Voicing what the Associated Press termed “now largely a consensus view,” Mr. Ben Bernanke, the new chairman of the Federal Reserve Board, has said low inflation is the key to growth of the U.S. economy and job market. OK, but how does this policy apply to the nation’s inflationary market for housing?

It is widely agreed that the Fed’s policy of low interest rates has kept credit cheap. By contrast, the European Central Bank has pursued a more restrictive monetary policy.

Unlike the ECB, the Fed’s policy has kindled the record U.S. building and mortgage refinancing booms on the watch of Mr. Alan Greenspan. Against this backdrop during the past 30 months, the rate of inflation has outpaced the growth rate of hourly earnings in the U.S.

The flood of low-priced imports from abroad, mainly China, has helped to make this stagnation of wages less obvious. China’s central bank has also lent the U.S. money with which to buy these imports. Supply and demand can work in strange ways, indeed.

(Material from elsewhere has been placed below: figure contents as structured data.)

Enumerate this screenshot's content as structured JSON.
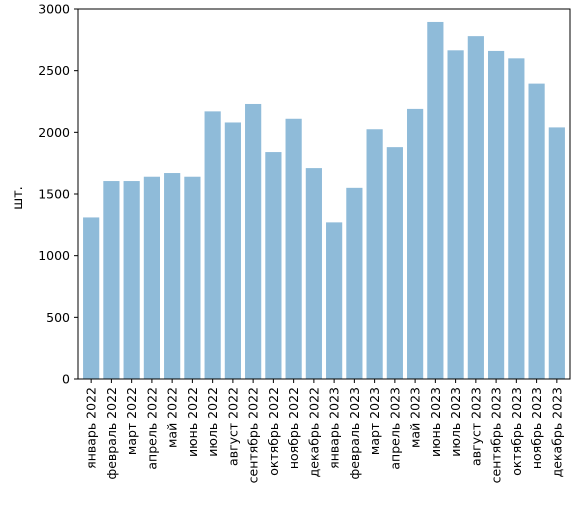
{
  "chart_data": {
    "type": "bar",
    "title": "",
    "xlabel": "",
    "ylabel": "шт.",
    "ylim": [
      0,
      3000
    ],
    "yticks": [
      0,
      500,
      1000,
      1500,
      2000,
      2500,
      3000
    ],
    "grid": false,
    "bar_color": "#8fbbd9",
    "categories": [
      "январь 2022",
      "февраль 2022",
      "март 2022",
      "апрель 2022",
      "май 2022",
      "июнь 2022",
      "июль 2022",
      "август 2022",
      "сентябрь 2022",
      "октябрь 2022",
      "ноябрь 2022",
      "декабрь 2022",
      "январь 2023",
      "февраль 2023",
      "март 2023",
      "апрель 2023",
      "май 2023",
      "июнь 2023",
      "июль 2023",
      "август 2023",
      "сентябрь 2023",
      "октябрь 2023",
      "ноябрь 2023",
      "декабрь 2023"
    ],
    "values": [
      1310,
      1605,
      1605,
      1640,
      1670,
      1640,
      2170,
      2080,
      2230,
      1840,
      2110,
      1710,
      1270,
      1550,
      2025,
      1880,
      2190,
      2895,
      2665,
      2780,
      2660,
      2600,
      2395,
      2040
    ]
  }
}
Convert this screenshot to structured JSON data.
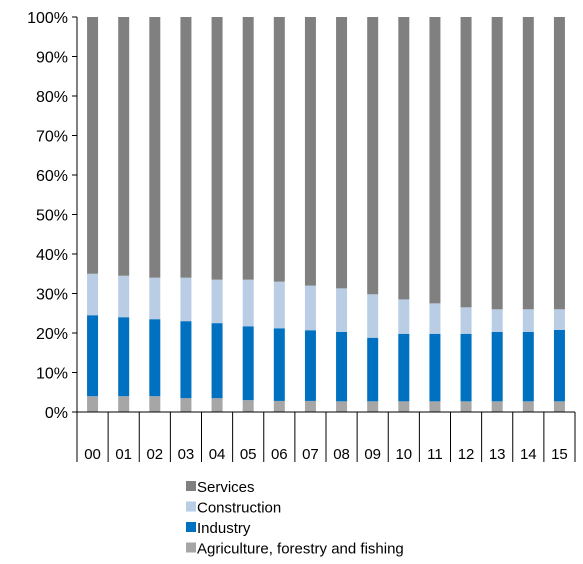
{
  "chart_data": {
    "type": "bar",
    "stacked": true,
    "percent": true,
    "title": "",
    "xlabel": "",
    "ylabel": "",
    "ylim": [
      0,
      100
    ],
    "y_ticks": [
      "0%",
      "10%",
      "20%",
      "30%",
      "40%",
      "50%",
      "60%",
      "70%",
      "80%",
      "90%",
      "100%"
    ],
    "grid": false,
    "legend_position": "bottom",
    "categories": [
      "00",
      "01",
      "02",
      "03",
      "04",
      "05",
      "06",
      "07",
      "08",
      "09",
      "10",
      "11",
      "12",
      "13",
      "14",
      "15"
    ],
    "series": [
      {
        "name": "Agriculture, forestry and fishing",
        "color": "#a6a6a6",
        "values": [
          4.0,
          4.0,
          4.0,
          3.5,
          3.5,
          3.0,
          2.8,
          2.8,
          2.7,
          2.7,
          2.7,
          2.7,
          2.7,
          2.7,
          2.7,
          2.7
        ]
      },
      {
        "name": "Industry",
        "color": "#0070c0",
        "values": [
          20.5,
          20.0,
          19.5,
          19.5,
          19.0,
          18.7,
          18.4,
          17.9,
          17.6,
          16.1,
          17.1,
          17.1,
          17.1,
          17.6,
          17.6,
          18.1
        ]
      },
      {
        "name": "Construction",
        "color": "#b9cde5",
        "values": [
          10.5,
          10.5,
          10.5,
          11.0,
          11.0,
          11.8,
          11.8,
          11.3,
          11.0,
          11.0,
          8.7,
          7.7,
          6.7,
          5.7,
          5.7,
          5.2
        ]
      },
      {
        "name": "Services",
        "color": "#808080",
        "values": [
          65.0,
          65.5,
          66.0,
          66.0,
          66.5,
          66.5,
          67.0,
          68.0,
          68.7,
          70.2,
          71.5,
          72.5,
          73.5,
          74.0,
          74.0,
          74.0
        ]
      }
    ],
    "legend_order": [
      "Services",
      "Construction",
      "Industry",
      "Agriculture, forestry and fishing"
    ]
  }
}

At the same time, many U.S. wage earners have shouldered additional debt with their inflated home prices, as the market for home-mortgage loans expanded to $8 trillion. Compare that debt with the estimated $7 trillion of paper wealth wiped out in the crash of stock prices as the current decade began. The near similarity in amounts contains a crucial difference, of course.

People live in homes. Nobody resides in a paper stock. Yet inflation affects both assets that rise and fall in price and, crucially, can be used for loans to boost the buying power of businesses and consumers.

In his initial testimony to Congress, Mr. Bernanke spoke of a slow versus fast decline for U.S. housing prices in the future. His hoped for “slow landing” of his low-inflation agenda is expected to help stabilize the over-all increase in the prices of goods and services. Presumably, this will shield companies, households and investors from inflationary harm to their wages and investments, while sparking growth.

Home-price inflation has been the exception, a hallmark of the Fed prior to Mr. Bernanke’s arrival. In fact, monetizing the market value of an asset that shelters human beings has off-set stagnating household income and wages in the U.S. As Mr. Bernanke publicly commits to a policy of low inflation, one wonders what will replace rising home prices as a stimulus to the U.S. economy, the world’s largest.

It is doubtful that cutting the federal government’s deficit spending is the answer. Such a fiscal policy would harm the nation’s working populace by removing money from circulation. They would be left with less income to spend on food, shelter and transit, all other things being equal.

Real people–creditors and debtors, manufacturers and retailers–will live with the actual unwinding of America’s inflationary housing bubble. Given the size of the U.S. economy, the ripples from this eventual deflation of the housing market will test the leadership of Mr. Bernanke.